Sicily, having a history of being owned by so many different countries along the way, is a mixture of Arab, Africa, Greek, French, Italian and many other influences.
A meal may have olives in one dish and cinnamon in the next.  Sweet pastries are combined with savory spices, sausages are soaked in onions one dish, and fruits the next.  The country is covered in rolling hills, but dotted with palm trees too.
A city may be buzzing with commerce and just outside of it looms the ruins of a Greek temple built before Christ.
But, this is definitely Italy and almost every hillside has olive trees and every table a bottle of wine.
One of the "ghiotta" dishes that inspired me was enjoyed in Palermo at Trattoria Biondo.
Just before I left for Sicily, the sweet folks at Lindsay Olives sent me a few cans and jars of their Natural and Sicilian collection of olives.

It was wonderful timing and I was excited to return and play with my food (what a Ghiottone, huh?)

I'm using Black Cod because it's so easy to cook with and a good sustainable choice.  I'm using two different kinds of Lindsay Olives for a very full flavored sauce.  I minced the black olives to use instead of capers for a really nice tang and balance to the fish.

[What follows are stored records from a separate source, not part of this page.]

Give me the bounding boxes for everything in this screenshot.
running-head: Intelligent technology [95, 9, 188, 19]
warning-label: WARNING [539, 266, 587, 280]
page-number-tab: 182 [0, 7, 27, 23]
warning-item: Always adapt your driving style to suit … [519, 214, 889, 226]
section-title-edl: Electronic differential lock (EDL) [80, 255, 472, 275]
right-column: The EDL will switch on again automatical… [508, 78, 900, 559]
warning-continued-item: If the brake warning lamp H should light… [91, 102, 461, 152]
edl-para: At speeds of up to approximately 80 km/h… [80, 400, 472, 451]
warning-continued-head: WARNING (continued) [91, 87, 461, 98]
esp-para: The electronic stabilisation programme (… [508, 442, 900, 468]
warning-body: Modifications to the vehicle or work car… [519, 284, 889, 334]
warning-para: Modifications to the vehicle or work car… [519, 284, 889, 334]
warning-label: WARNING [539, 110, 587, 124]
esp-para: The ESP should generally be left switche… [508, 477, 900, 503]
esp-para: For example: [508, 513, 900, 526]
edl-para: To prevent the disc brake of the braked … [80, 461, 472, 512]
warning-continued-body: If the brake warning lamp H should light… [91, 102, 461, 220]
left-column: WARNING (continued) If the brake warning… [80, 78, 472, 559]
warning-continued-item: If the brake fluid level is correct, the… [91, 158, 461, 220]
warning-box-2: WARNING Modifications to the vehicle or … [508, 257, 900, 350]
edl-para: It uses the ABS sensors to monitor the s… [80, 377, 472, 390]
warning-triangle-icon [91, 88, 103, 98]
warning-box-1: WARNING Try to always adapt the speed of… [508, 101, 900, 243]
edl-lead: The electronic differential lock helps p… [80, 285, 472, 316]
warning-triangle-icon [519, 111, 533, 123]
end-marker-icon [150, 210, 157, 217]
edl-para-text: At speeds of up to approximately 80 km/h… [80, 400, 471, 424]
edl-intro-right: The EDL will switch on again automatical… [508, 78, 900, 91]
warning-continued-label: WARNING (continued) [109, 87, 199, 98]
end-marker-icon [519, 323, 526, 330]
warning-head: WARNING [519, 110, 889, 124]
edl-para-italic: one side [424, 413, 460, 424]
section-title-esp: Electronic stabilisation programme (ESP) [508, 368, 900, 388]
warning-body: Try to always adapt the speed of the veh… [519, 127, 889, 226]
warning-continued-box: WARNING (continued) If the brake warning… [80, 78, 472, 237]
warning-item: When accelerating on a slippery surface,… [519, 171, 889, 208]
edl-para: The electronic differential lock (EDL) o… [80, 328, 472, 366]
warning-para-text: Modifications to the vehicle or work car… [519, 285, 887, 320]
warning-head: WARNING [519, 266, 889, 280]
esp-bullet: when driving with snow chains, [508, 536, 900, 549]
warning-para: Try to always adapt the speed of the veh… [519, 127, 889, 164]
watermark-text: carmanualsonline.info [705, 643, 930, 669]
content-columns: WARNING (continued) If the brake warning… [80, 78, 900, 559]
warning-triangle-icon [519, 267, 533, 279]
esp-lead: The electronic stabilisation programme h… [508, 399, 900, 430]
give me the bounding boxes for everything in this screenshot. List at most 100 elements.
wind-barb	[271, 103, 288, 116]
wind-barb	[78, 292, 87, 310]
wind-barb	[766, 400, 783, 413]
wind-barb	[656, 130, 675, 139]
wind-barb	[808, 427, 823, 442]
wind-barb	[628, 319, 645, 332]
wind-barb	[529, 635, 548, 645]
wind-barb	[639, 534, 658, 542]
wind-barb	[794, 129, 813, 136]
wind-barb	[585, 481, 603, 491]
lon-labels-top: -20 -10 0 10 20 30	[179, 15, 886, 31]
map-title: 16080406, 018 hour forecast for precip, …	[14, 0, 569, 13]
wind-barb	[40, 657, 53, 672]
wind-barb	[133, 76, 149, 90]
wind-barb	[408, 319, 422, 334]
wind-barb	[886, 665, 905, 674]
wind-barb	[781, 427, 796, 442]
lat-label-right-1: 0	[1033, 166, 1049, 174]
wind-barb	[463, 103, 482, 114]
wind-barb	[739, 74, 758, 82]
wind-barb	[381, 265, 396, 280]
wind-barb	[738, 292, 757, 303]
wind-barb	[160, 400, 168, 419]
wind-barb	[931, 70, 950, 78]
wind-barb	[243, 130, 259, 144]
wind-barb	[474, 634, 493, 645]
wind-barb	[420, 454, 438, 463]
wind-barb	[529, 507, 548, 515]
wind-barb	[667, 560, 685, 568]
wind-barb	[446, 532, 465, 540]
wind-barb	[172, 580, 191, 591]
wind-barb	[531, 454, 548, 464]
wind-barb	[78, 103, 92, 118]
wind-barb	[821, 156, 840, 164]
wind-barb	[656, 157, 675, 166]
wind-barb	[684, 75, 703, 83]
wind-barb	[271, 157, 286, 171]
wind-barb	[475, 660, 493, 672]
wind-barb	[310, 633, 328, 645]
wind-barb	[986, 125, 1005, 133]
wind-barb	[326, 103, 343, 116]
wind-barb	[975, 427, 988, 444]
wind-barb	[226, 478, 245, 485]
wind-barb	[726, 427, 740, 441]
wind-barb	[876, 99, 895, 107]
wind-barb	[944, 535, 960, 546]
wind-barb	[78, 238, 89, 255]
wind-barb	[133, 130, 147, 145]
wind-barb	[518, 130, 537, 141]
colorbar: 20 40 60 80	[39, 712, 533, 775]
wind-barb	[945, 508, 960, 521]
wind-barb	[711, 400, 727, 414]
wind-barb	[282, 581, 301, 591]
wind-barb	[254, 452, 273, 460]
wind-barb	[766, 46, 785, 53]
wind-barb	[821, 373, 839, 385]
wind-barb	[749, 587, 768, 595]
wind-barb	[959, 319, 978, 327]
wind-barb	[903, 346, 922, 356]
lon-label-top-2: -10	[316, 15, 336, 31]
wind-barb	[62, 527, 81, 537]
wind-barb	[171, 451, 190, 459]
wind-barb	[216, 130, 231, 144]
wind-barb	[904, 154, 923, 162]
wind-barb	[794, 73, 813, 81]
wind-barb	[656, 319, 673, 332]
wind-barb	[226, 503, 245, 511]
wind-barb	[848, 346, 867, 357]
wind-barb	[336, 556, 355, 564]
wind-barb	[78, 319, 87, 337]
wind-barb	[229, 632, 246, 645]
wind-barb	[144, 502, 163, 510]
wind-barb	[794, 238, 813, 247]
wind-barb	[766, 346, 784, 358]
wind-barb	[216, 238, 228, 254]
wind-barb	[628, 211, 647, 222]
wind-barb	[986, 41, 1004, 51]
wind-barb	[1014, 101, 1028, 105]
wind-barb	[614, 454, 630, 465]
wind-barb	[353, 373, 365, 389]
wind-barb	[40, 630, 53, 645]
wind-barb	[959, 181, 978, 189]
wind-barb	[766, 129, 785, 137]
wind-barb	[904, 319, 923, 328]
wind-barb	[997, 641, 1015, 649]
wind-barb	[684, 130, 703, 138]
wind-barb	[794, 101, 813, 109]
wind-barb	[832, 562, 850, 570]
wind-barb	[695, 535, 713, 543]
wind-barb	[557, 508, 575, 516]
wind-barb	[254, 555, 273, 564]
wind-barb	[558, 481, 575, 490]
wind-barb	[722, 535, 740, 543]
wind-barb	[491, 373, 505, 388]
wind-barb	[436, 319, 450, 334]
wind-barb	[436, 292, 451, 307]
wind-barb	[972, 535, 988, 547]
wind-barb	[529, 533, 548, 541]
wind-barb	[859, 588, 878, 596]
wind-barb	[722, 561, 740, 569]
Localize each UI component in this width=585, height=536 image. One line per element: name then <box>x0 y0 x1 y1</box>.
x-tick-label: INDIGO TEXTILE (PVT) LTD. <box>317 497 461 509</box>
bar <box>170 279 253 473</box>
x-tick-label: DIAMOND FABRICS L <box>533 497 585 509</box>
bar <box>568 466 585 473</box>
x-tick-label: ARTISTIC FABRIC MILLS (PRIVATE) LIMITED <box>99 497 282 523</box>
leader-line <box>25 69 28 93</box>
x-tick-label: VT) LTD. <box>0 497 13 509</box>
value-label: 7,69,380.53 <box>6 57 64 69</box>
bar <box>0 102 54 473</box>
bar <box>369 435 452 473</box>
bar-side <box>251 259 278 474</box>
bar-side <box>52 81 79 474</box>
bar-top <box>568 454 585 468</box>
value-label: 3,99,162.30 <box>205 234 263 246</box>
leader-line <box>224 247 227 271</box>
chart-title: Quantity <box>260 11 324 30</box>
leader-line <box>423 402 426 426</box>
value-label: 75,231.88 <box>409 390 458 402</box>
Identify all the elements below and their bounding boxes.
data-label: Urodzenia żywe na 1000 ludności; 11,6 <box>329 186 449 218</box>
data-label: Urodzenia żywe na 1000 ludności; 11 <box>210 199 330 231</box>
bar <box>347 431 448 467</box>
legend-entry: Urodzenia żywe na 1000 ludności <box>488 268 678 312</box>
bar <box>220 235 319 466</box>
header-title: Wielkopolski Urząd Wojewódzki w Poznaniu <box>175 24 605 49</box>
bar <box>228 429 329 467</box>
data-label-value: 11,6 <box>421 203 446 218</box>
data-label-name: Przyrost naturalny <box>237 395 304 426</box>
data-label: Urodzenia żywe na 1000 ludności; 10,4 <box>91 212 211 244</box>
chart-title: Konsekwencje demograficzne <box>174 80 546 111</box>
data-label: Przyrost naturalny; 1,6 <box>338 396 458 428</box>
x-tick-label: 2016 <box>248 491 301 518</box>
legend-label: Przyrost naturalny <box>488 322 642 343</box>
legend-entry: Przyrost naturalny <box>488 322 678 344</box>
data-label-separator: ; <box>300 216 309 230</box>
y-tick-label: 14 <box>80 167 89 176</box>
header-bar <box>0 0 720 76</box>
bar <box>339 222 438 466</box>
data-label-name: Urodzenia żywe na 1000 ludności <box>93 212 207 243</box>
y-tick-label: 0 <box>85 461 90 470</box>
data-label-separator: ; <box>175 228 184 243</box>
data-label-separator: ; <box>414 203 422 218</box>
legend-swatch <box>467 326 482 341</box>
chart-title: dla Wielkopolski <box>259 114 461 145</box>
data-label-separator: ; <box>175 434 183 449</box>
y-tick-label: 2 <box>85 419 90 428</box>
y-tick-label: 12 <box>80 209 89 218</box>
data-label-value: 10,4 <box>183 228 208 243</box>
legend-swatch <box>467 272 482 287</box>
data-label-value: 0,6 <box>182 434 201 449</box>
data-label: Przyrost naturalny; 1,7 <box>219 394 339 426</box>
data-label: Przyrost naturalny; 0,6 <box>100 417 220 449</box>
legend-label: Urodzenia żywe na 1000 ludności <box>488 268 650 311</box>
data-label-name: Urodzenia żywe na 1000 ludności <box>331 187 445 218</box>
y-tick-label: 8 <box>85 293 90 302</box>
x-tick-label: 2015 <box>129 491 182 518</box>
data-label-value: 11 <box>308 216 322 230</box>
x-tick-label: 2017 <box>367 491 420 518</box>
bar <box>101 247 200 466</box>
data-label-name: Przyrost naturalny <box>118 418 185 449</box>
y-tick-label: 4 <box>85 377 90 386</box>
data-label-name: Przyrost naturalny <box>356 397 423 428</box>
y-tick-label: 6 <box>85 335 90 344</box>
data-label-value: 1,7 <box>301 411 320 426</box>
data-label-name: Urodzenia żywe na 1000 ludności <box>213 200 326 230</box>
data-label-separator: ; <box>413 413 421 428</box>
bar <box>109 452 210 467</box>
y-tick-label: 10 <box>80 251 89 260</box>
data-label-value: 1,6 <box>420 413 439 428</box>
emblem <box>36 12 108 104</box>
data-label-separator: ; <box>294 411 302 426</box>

Until you or I get to return to Sicily, I hope you'll visit through your kitchen with this recipe:

Black Cod in a Sicilian Olive Sauce- (Merluzzo Nero in Olive Ghiotta)

1 Fillet Black Cod (cut into large pieces)
1 small Onion (cut in thin slices)
3 Garlic Cloves (peeled and smashed)
Olive Oil
1/2 Cup White Wine
2 large Tomatoes (cut in chunks or 6 strawberry tomatoes halved)
2-3 Cups Tomato Passata (Tomato Puree or Stock)
1 cup Lindsay Black Natural Olives (drained and minced)
1 cup Lindsay Sicilian Olives (drained and hand torn)
1/2 cup Fresh Parsley (chopped)
1/4 cup Fresh Basil (chopped)
*Crushed Pistachios for garnish*

1)  In a large pot, add a nice layer of Olive Oil to the bottom and heat on Med.
2)  Add onions and garlic and cook gently until soft (about 8 mins.) ** optionally a few slices of slivered Fennel is delicious, too**
3)  Add the White wine and continue to cook down for about 10 mins.
4)  Place the Fish pieces in a single layer on top of the onions. Sprinkle in the minced Olives. Hand tear the Sicilian Olives and distribute those in the pot also.
5) Add the Tomatoes, Parsley, Basil and season with salt and pepper.

6)  Pour in the Tomato Passata. Increase heat just til it simmers, then cover and reduce heat to low.  Cook for about 30 minutes.  Now and then, gently stir a bit and move fish around to cook evenly.
7) Remove Fish, ladle sauce into bowls, then top with Fish and garnish with Pistachios.

Chef Becky Selengut (author of GOOD FISH) gave this buying tip for Black Cod (also known as Sable Fish): Buy pieces that are center cut rather than tail because it's thicker and more resistant to over cooking.